A female trainee solicitor has called the contents of ‘highly offensive’ messages from a WhatsApp group currently under investigation by the Law Society “disgusting” and “childish”.

Speaking on this morning’s Newstalk Breakfast programme, an unnamed trainee solicitor from Blackhall Place, Dublin 7, said that female students are disgusted at the revelations of the group, which was named ‘T*ts and Filth’.

"We’re not in secondary school, we’re not 16, we’re all in our mid to late 20s," she said.

"So the fact that this kind of behaviour is going on is, firstly it’s a little unbelievable but it’s also disgusting and it’s childish, it’s just extremely childish."

The student said that as the group chat is being investigated, students are now worried that some of the male students may hold sexist views.

"The general tone around Blackhall before that was fine, I mean, I had no issues with any of the male students there, they’re all very nice and we get on very well," she continued.

"I think that's what makes us worry now, are those thoughts there with some of the male students, are some of those sexist opinions there? And that is very worrying."

According to the trainee solicitor, some students are also anxious that in the future, they may be working alongside solicitors who are "misogynistic".

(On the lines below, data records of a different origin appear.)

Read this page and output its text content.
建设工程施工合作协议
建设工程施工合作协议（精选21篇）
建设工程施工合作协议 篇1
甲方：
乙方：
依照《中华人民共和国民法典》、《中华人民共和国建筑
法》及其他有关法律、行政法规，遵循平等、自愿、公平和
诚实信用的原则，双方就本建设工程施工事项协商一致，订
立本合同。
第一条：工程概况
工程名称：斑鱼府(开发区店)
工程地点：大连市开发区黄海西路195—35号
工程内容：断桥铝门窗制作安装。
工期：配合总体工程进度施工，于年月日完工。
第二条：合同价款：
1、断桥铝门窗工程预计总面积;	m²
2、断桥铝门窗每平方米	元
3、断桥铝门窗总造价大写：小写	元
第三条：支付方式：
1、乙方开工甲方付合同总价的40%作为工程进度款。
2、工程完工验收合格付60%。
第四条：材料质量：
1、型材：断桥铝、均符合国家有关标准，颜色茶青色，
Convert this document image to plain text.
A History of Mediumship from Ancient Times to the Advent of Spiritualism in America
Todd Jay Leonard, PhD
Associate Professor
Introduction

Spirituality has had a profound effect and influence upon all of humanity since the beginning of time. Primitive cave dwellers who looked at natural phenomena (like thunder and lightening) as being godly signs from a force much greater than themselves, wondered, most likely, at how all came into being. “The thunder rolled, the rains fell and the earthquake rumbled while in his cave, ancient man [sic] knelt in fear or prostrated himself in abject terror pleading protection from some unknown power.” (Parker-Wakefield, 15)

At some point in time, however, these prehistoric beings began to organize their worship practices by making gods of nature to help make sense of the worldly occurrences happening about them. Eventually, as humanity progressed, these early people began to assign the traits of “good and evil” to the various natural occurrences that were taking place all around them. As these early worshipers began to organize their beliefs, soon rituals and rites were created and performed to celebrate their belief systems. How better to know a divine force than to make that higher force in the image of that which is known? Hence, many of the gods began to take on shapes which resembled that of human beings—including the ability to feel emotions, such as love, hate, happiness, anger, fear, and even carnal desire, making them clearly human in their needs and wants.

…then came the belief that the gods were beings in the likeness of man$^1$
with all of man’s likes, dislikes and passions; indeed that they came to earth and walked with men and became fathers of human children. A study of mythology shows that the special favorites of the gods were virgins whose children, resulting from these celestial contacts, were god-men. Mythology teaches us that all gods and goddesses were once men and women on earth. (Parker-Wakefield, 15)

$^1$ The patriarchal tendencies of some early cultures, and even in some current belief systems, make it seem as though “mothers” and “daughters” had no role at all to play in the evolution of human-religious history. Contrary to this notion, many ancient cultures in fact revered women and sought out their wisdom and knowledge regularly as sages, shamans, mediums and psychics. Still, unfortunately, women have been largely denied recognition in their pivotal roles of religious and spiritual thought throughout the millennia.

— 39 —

The student said that the Law Society needs to take a "hard stance" on the participants of the group and the person who set it up.

"I think there needs to be a hard stance on whoever sent such messages or whoever started that WhatsApp group because the person that started that WhatsApp group, started it with the sole purpose and that purpose is clearly to objectify women or demean women and that person clearly has sexist ideals," she said.

"If [the Law Society] single these kinds of acts out as unacceptable, that will set a tone for future students," she said.

She said that traditionally, the law profession was seen as a "boys' club" but that this had changed in recent years with more women coming into the industry.

"When you see things like this, it feels, like, right, we’ve gone back 20 years again, those same ideas are still here again, those same sexist opinions or ideas are in men’s heads and are still around the place and it’s very disheartening," she added.

A trainee employee of a major law firm is now being investigated over the "highly offensive" messaging group.